Aug 2012

BASICally ready to reduce greenhouse gases

International relations

BASICally ready to reduce greenhouse gases

SANews.gov.za

Developing countries have showed their commitment to the global fi against climate change and have presented actions that will be taken to reduce greenhouse gas emissions. According to the ministers dealing with climate change from the BASIC group of countries – Brazil, South Africa, India and China – developing countries are ready to help fight climate change, but developed countries must take the lead.

The ministers met in Sandton, Johannesburg recently for the 11th BASIC Ministerial Meeting on Climate Change, where they implemented the agreement reached at the 10th Ministerial Coordination meeting held in New Delhi, India in March this year.

“The change we are experiencing is the result of emissions that occurred a long time ago and is the responsibility of the industrial countries,” said Ambassador Luiz Figueiredo Machado, under-Secretary for Environment, Energy, Science and Technology of the Ministry of External Relations in Brazil. “We are not responsible for what is going on, but we are ready to help fight the problem.”

The BASIC countries have been playing an increasingly important role in international environmental governance.
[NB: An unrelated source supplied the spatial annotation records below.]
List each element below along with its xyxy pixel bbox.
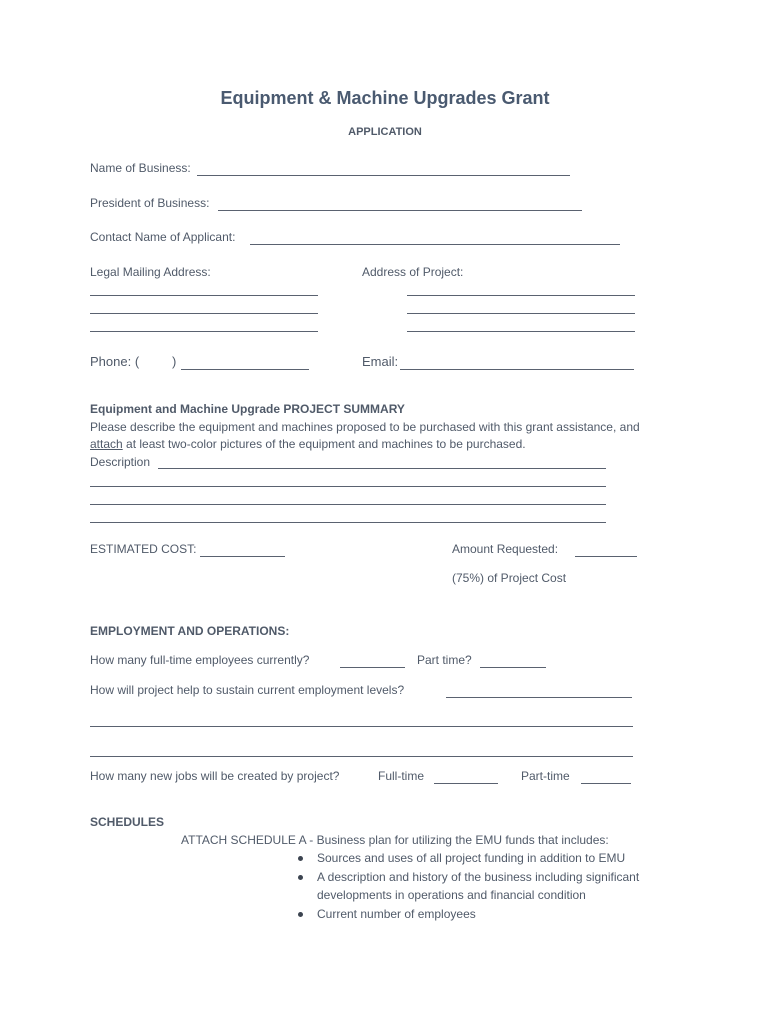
- phone-label: Phone: (: [90, 354, 140, 369]
- address-of-project-label: Address of Project:: [362, 265, 464, 279]
- part-time-label: Part time?: [417, 653, 476, 667]
- project-summary-instruction-1: Please describe the equipment and machines proposed to be purchased with this grant assistance, and: [90, 420, 640, 434]
- new-full-time-label: Full-time: [378, 769, 428, 783]
- new-part-time-label: Part-time: [521, 769, 574, 783]
- amount-requested-field[interactable]: [575, 556, 637, 557]
- project-summary-heading: Equipment and Machine Upgrade PROJECT SUMMARY: [90, 402, 405, 416]
- new-jobs-question: How many new jobs will be created by project?: [90, 769, 340, 783]
- amount-requested-label: Amount Requested:: [452, 542, 562, 556]
- president-of-business-label: President of Business:: [90, 196, 213, 210]
- name-of-business-field[interactable]: [197, 175, 570, 176]
- bullet-icon: [298, 856, 303, 861]
- project-summary-instruction-2: [90, 437, 526, 451]
- sustain-answer-line-1[interactable]: [446, 697, 632, 698]
- estimated-cost-field[interactable]: [200, 556, 285, 557]
- new-part-time-field[interactable]: [581, 783, 631, 784]
- sustain-answer-line-2[interactable]: [90, 726, 633, 727]
- employment-heading: EMPLOYMENT AND OPERATIONS:: [90, 624, 290, 638]
- full-time-question: How many full-time employees currently?: [90, 653, 313, 667]
- legal-mailing-address-label: Legal Mailing Address:: [90, 265, 211, 279]
- project-address-line-1[interactable]: [407, 295, 635, 296]
- bullet-icon: [298, 912, 303, 917]
- form-subtitle: APPLICATION: [348, 126, 422, 138]
- phone-area-code-field[interactable]: [140, 369, 166, 370]
- schedule-bullet-1: Sources and uses of all project funding in addition to EMU: [317, 851, 626, 865]
- contact-name-label: Contact Name of Applicant:: [90, 230, 239, 244]
- mailing-address-line-2[interactable]: [90, 313, 318, 314]
- phone-close-paren: ): [172, 354, 177, 369]
- schedule-bullet-2-continued: developments in operations and financial condition: [317, 888, 586, 902]
- attach-word: attach: [90, 437, 123, 451]
- full-time-current-field[interactable]: [340, 667, 405, 668]
- name-of-business-label: Name of Business:: [90, 161, 195, 175]
- mailing-address-line-1[interactable]: [90, 295, 318, 296]
- schedules-heading: SCHEDULES: [90, 815, 165, 829]
- contact-name-field[interactable]: [250, 244, 620, 245]
- project-address-line-3[interactable]: [407, 331, 635, 332]
- president-of-business-field[interactable]: [218, 210, 582, 211]
- email-label: Email:: [362, 354, 399, 369]
- bullet-icon: [298, 875, 303, 880]
- description-label: Description: [90, 455, 154, 469]
- new-full-time-field[interactable]: [434, 783, 498, 784]
- schedule-bullet-3: Current number of employees: [317, 907, 476, 921]
- mailing-address-line-3[interactable]: [90, 331, 318, 332]
- schedule-bullet-2: A description and history of the business including significant: [317, 870, 640, 884]
- form-title: Equipment & Machine Upgrades Grant: [220, 88, 550, 108]
- sustain-answer-line-3[interactable]: [90, 756, 633, 757]
- estimated-cost-label: ESTIMATED COST:: [90, 542, 200, 556]
- project-address-line-2[interactable]: [407, 313, 635, 314]
- phone-number-field[interactable]: [181, 369, 309, 370]
- description-line-2[interactable]: [90, 486, 606, 487]
- description-line-3[interactable]: [90, 504, 606, 505]
- percent-of-project-cost: (75%) of Project Cost: [452, 571, 567, 585]
- email-field[interactable]: [400, 369, 634, 370]
- description-line-1[interactable]: [158, 468, 606, 469]
- part-time-current-field[interactable]: [480, 667, 546, 668]
- sustain-employment-question: How will project help to sustain current employment levels?: [90, 683, 408, 697]
- attach-schedule-a: ATTACH SCHEDULE A - Business plan for utilizing the EMU funds that includes:: [181, 833, 609, 847]
- description-line-4[interactable]: [90, 522, 606, 523]
- instruction-2-rest: at least two-color pictures of the equipment and machines to be purchased.: [122, 437, 526, 451]
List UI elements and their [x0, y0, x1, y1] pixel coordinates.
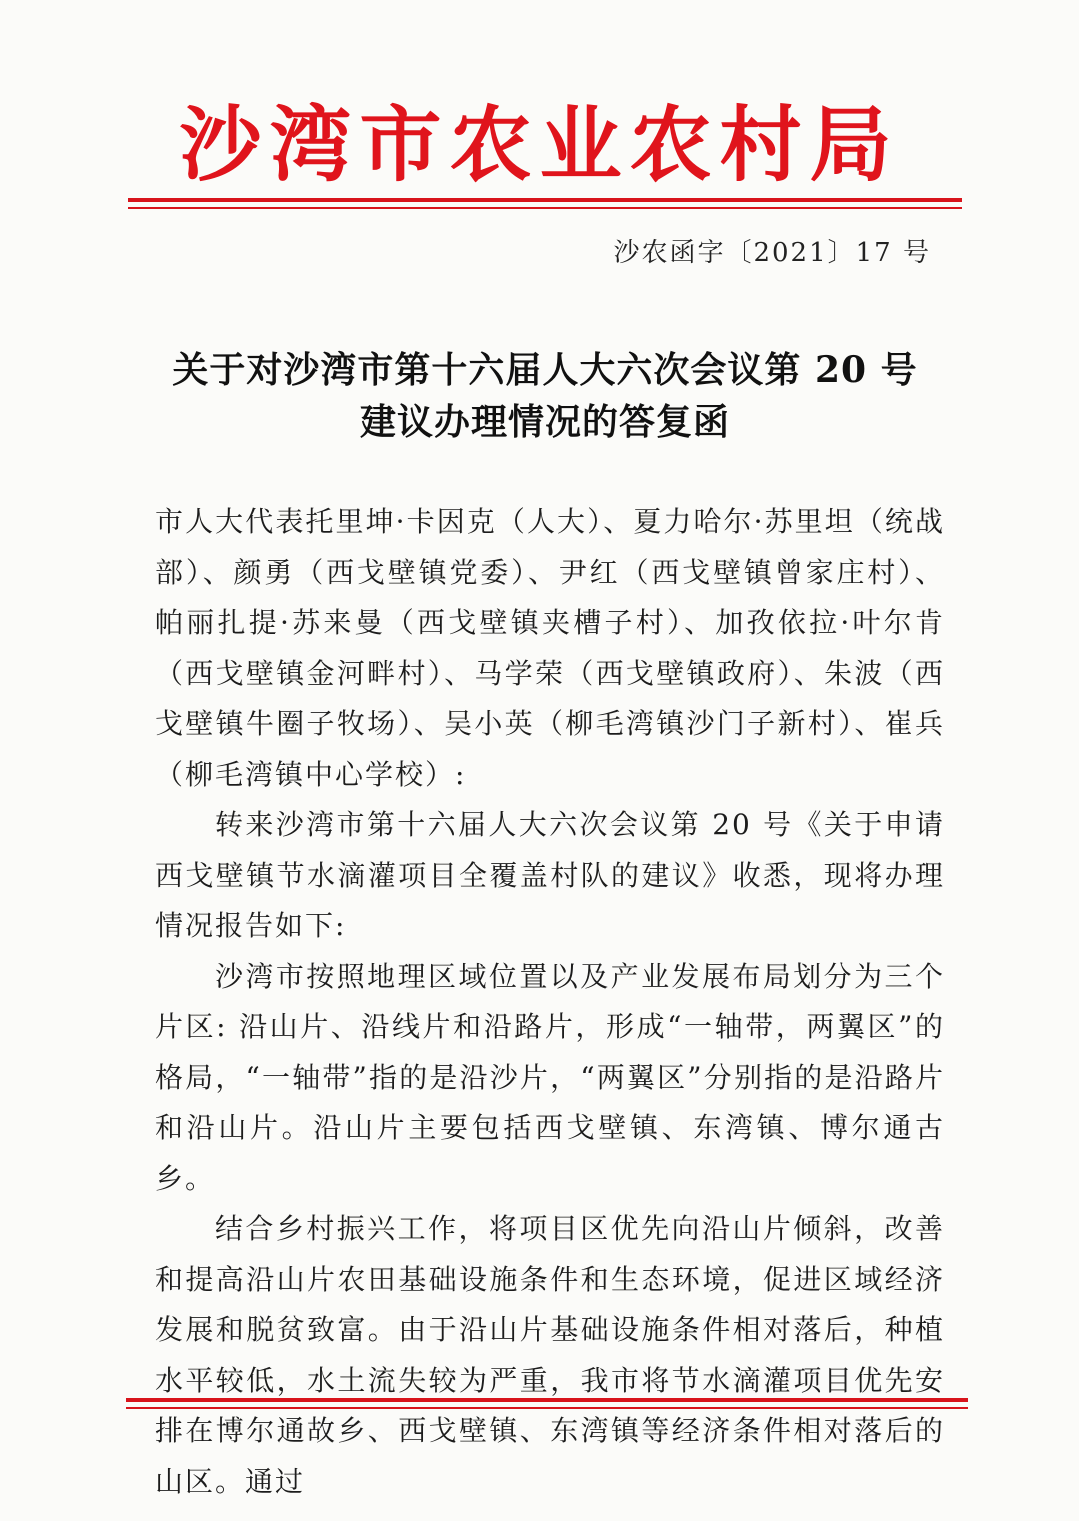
document-body [155, 497, 945, 1507]
footer-red-rule [126, 1398, 968, 1402]
organization-header: 沙湾市农业农村局 [179, 97, 900, 193]
body-paragraph-2: 沙湾市按照地理区域位置以及产业发展布局划分为三个片区: 沿山片、沿线片和沿路片，形成“一轴带，两翼区”的格局，“一轴带”指的是沿沙片，“两翼区”分别指的是沿路片和沿山片。沿山片主要包括西戈壁镇、东湾镇、博尔通古乡。 [155, 959, 945, 1195]
document-number: 沙农函字〔2021〕17 号 [613, 238, 931, 268]
addressee-paragraph: 市人大代表托里坤·卡因克（人大）、夏力哈尔·苏里坦（统战部）、颜勇（西戈壁镇党委）、尹红（西戈壁镇曾家庄村）、帕丽扎提·苏来曼（西戈壁镇夹槽子村）、加孜依拉·叶尔肯（西戈壁镇金河畔村）、马学荣（西戈壁镇政府）、朱波（西戈壁镇牛圈子牧场）、吴小英（柳毛湾镇沙门子新村）、崔兵（柳毛湾镇中心学校）: [155, 505, 945, 791]
footer-red-rule-thin [126, 1407, 968, 1409]
body-paragraph-1: 转来沙湾市第十六届人大六次会议第 20 号《关于申请西戈壁镇节水滴灌项目全覆盖村队的建议》收悉，现将办理情况报告如下: [155, 808, 945, 942]
document-title [130, 344, 960, 448]
body-paragraph-3: 结合乡村振兴工作，将项目区优先向沿山片倾斜，改善和提高沿山片农田基础设施条件和生态环境，促进区域经济发展和脱贫致富。由于沿山片基础设施条件相对落后，种植水平较低，水土流失较为严重，我市将节水滴灌项目优先安排在博尔通故乡、西戈壁镇、东湾镇等经济条件相对落后的山区。通过 [155, 1212, 945, 1498]
document-title-line2: 建议办理情况的答复函 [359, 401, 730, 443]
document-title-line1: 关于对沙湾市第十六届人大六次会议第 20 号 [172, 349, 918, 391]
header-red-rule [128, 198, 962, 202]
header-red-rule-thin [128, 207, 962, 209]
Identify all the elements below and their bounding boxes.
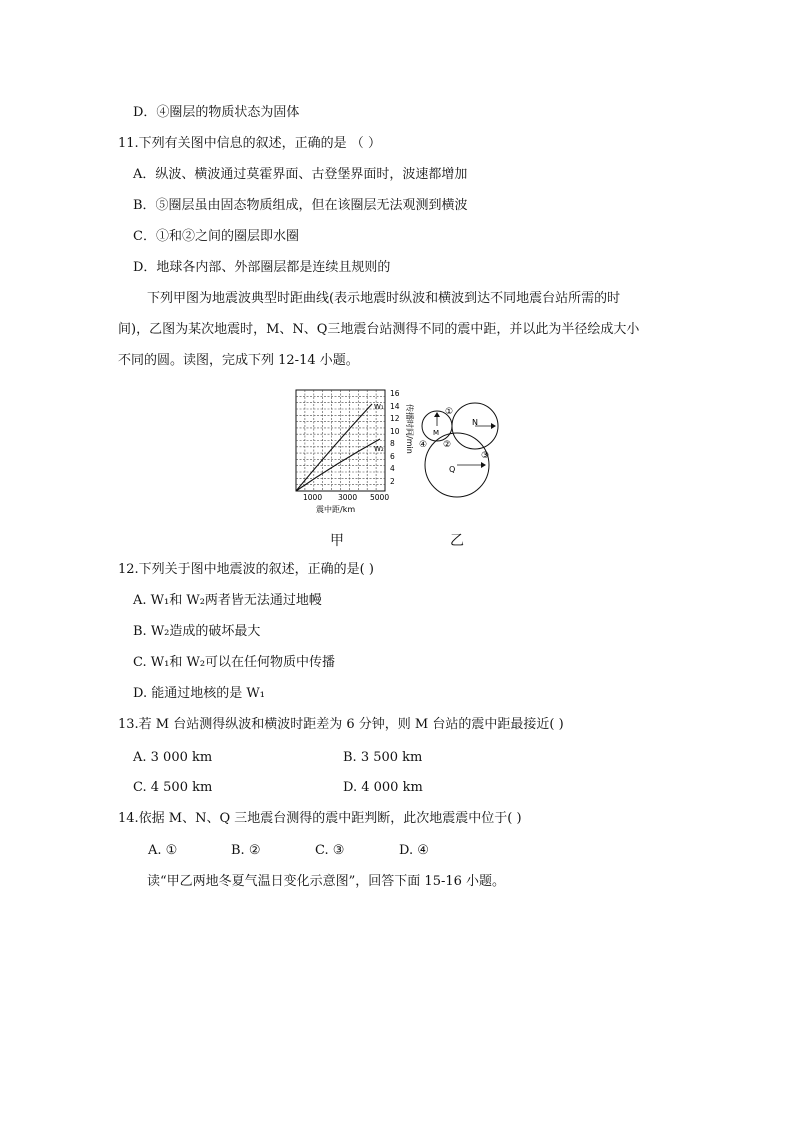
option-10d: D．④圈层的物质状态为固体 bbox=[133, 105, 300, 120]
y-tick: 2 bbox=[390, 477, 395, 486]
option-14b: B. ② bbox=[231, 843, 261, 858]
question-13: 13.若 M 台站测得纵波和横波时距差为 6 分钟，则 M 台站的震中距最接近( ) bbox=[118, 717, 564, 732]
x-tick: 5000 bbox=[370, 493, 390, 502]
y-tick-labels bbox=[390, 389, 400, 486]
curve-w1 bbox=[296, 404, 372, 491]
arrow-m bbox=[434, 412, 440, 417]
marker-2: ② bbox=[443, 440, 452, 450]
station-m-label: M bbox=[433, 429, 440, 437]
option-14a: A. ① bbox=[148, 843, 178, 858]
paragraph-line-1: 下列甲图为地震波典型时距曲线(表示地震时纵波和横波到达不同地震台站所需的时 bbox=[147, 291, 621, 306]
y-tick: 10 bbox=[390, 427, 400, 436]
option-11d: D．地球各内部、外部圈层都是连续且规则的 bbox=[133, 260, 391, 275]
y-tick: 12 bbox=[390, 414, 400, 423]
caption-yi: 乙 bbox=[450, 533, 464, 549]
option-12c: C. W₁和 W₂可以在任何物质中传播 bbox=[133, 655, 336, 670]
marker-3: ③ bbox=[481, 451, 490, 461]
marker-4: ④ bbox=[419, 440, 428, 450]
x-tick: 1000 bbox=[303, 493, 323, 502]
question-14: 14.依据 M、N、Q 三地震台测得的震中距判断，此次地震震中位于( ) bbox=[118, 811, 522, 826]
y-axis-label: 传播时间/min bbox=[405, 404, 414, 454]
option-11c: C．①和②之间的圈层即水圈 bbox=[133, 229, 299, 244]
y-tick: 4 bbox=[390, 464, 395, 473]
option-12a: A. W₁和 W₂两者皆无法通过地幔 bbox=[133, 593, 322, 608]
option-13c: C. 4 500 km bbox=[133, 780, 213, 795]
y-tick: 6 bbox=[390, 452, 395, 461]
marker-1: ① bbox=[445, 407, 454, 417]
arrow-q bbox=[481, 462, 486, 468]
caption-jia: 甲 bbox=[330, 533, 344, 549]
y-tick: 14 bbox=[390, 402, 400, 411]
x-axis-label: 震中距/km bbox=[316, 505, 356, 514]
paragraph-line-2: 间)，乙图为某次地震时，M、N、Q三地震台站测得不同的震中距，并以此为半径绘成大小 bbox=[118, 322, 640, 337]
question-12: 12.下列关于图中地震波的叙述，正确的是( ) bbox=[118, 562, 374, 577]
option-12d: D. 能通过地核的是 W₁ bbox=[133, 686, 265, 701]
label-w2: W₂ bbox=[374, 445, 384, 453]
station-q-label: Q bbox=[449, 465, 456, 474]
station-n-label: N bbox=[472, 418, 478, 427]
option-11a: A．纵波、横波通过莫霍界面、古登堡界面时，波速都增加 bbox=[133, 167, 468, 182]
y-tick: 16 bbox=[390, 389, 400, 398]
arrow-n bbox=[491, 423, 496, 429]
option-11b: B．⑤圈层虽由固态物质组成，但在该圈层无法观测到横波 bbox=[133, 198, 468, 213]
x-tick: 3000 bbox=[338, 493, 358, 502]
option-13b: B. 3 500 km bbox=[343, 750, 423, 765]
paragraph-line-4: 读“甲乙两地冬夏气温日变化示意图”，回答下面 15-16 小题。 bbox=[147, 874, 506, 889]
option-13d: D. 4 000 km bbox=[343, 780, 423, 795]
question-11: 11.下列有关图中信息的叙述，正确的是 （ ） bbox=[118, 136, 381, 151]
x-tick-labels bbox=[303, 493, 389, 502]
figure-jia-chart bbox=[290, 384, 415, 522]
paragraph-line-3: 不同的圆。读图，完成下列 12-14 小题。 bbox=[118, 353, 359, 368]
option-14d: D. ④ bbox=[399, 843, 429, 858]
option-14c: C. ③ bbox=[315, 843, 345, 858]
figure-yi-circles bbox=[417, 395, 507, 500]
option-13a: A. 3 000 km bbox=[133, 750, 213, 765]
y-tick: 8 bbox=[390, 439, 395, 448]
option-12b: B. W₂造成的破坏最大 bbox=[133, 624, 261, 639]
label-w1: W₁ bbox=[374, 403, 384, 411]
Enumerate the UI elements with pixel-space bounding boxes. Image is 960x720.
South Africa has hosted COP17-CMP7, Brazil hosted the Rio+20 Conference, India is expected to host COP10 of the Convention on Biological Diversity in the coming months and China hosted the UNFCCC inter-sessional meeting in Tianjin in 2010 in the run-up to COP16-CMP6 in Cancun.

The ministers called for the adoption of a 2nd Commitment Period under the Kyoto Protocol* and its immediate implementation at the beginning of 2013.

South African Minister of Water and Environmental Affairs Edna Molewa noted that Africa was part of the whole world and that there were measures to move on to transition to a green economy.

“We’ve begun implementing alternate energy resources, we’ve committed and are ready going forward.”

 

* The Kyoto Protocol is an international agreement linked to the United Nations Framework Convention on Climate Change, which sets binding targets for 37 industrialised countries and the European community to reduce greenhouse gas emissions. The Protocol was adopted in Kyoto, Japan, on 11 December 1997 and entered into force on 16 February 2005.